By the time I had rushed into his arms, I was weeping freely and he was holding me close and no doubt shedding tears also, both of us thinking of Henri, as around us people sang ‘La Marseillaise’ and fiercely hugged their loved ones.
__________
The two men I loved most confronted one another.
‘I’d heard you were at the Front,’ Felix said, shaking Sébastien’s good hand. ‘I didn’t know you were injured, though, or that you’d come here,’ he said, glancing at me, not yet making the connection that I hoped wasn’t written all over us. ‘What a surprise,’ he beamed. ‘How goes the healing?’
Sébastien grinned and once again I was reminded of how similar they seemed, even in build. ‘Your sister has been most generous.’
I resisted clearing my throat. Was that a slip of the tongue or was Sébastien taking some wry amusement playing on words? I cut a look back at my brother, who appeared untroubled by the remark.
‘I was taking up a valuable bed in the hospital. Seemed the right thing to do to head home when the medical team suggested I do so. Real home felt a voyage too far.’
‘Yes, of course.
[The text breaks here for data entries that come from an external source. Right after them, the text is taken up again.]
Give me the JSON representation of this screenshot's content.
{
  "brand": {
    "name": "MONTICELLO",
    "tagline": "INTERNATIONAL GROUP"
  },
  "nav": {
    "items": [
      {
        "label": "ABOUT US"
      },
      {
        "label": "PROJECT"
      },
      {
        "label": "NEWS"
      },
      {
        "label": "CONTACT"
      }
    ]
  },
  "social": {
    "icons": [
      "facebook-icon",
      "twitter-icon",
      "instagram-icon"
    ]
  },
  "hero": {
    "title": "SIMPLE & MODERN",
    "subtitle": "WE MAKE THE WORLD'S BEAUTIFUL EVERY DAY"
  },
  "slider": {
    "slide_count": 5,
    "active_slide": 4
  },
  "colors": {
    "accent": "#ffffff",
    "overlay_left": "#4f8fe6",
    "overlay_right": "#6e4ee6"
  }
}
You’d have been in poor shape to travel, although England would have been closer.’
‘I’m a shocking sailor when I’m well. Trains were easier in my state.’ Sébastien shrugged. ‘When I suggested southern France, they couldn’t get me down here quick enough.’ He lifted his bad arm slightly. ‘I’m one of the lucky ones,’ he admitted. ‘I’m, er . . . really very sorry about your elder brother.’
Felix and I glanced at one another and found strength in the gesture. It had always been this way between us. Suddenly I felt capable of rising above my grief that just hours ago had felt like an impossible mountain to scale. Now, shoulder to shoulder with Felix, he and I could lean on each other and cope as had done when our pets passed away, when our father took his final breath . . . and now in losing our brother.
‘Do you know the expression we use that he died “
en beauté
”?’ Felix asked. His manner was so gentle I could tell he was still in awe of the reality that Henri was gone.
Sébastien nodded. ‘In England we often say “He died with his boots on”. I suspect it means much the same. It’s certainly a compliment to his courage.’
‘Come on. It’s freezing,’ I reminded. ‘You must be in desperate need of some real coffee, Felix.’
‘Just hearing you offer it makes me feel weak at the thought,’ he admitted.
‘I’ve made up your rooms and aired our house but I hope you don’t mind if we go up to the villa first where we have food laid on . . . er, just briefly.’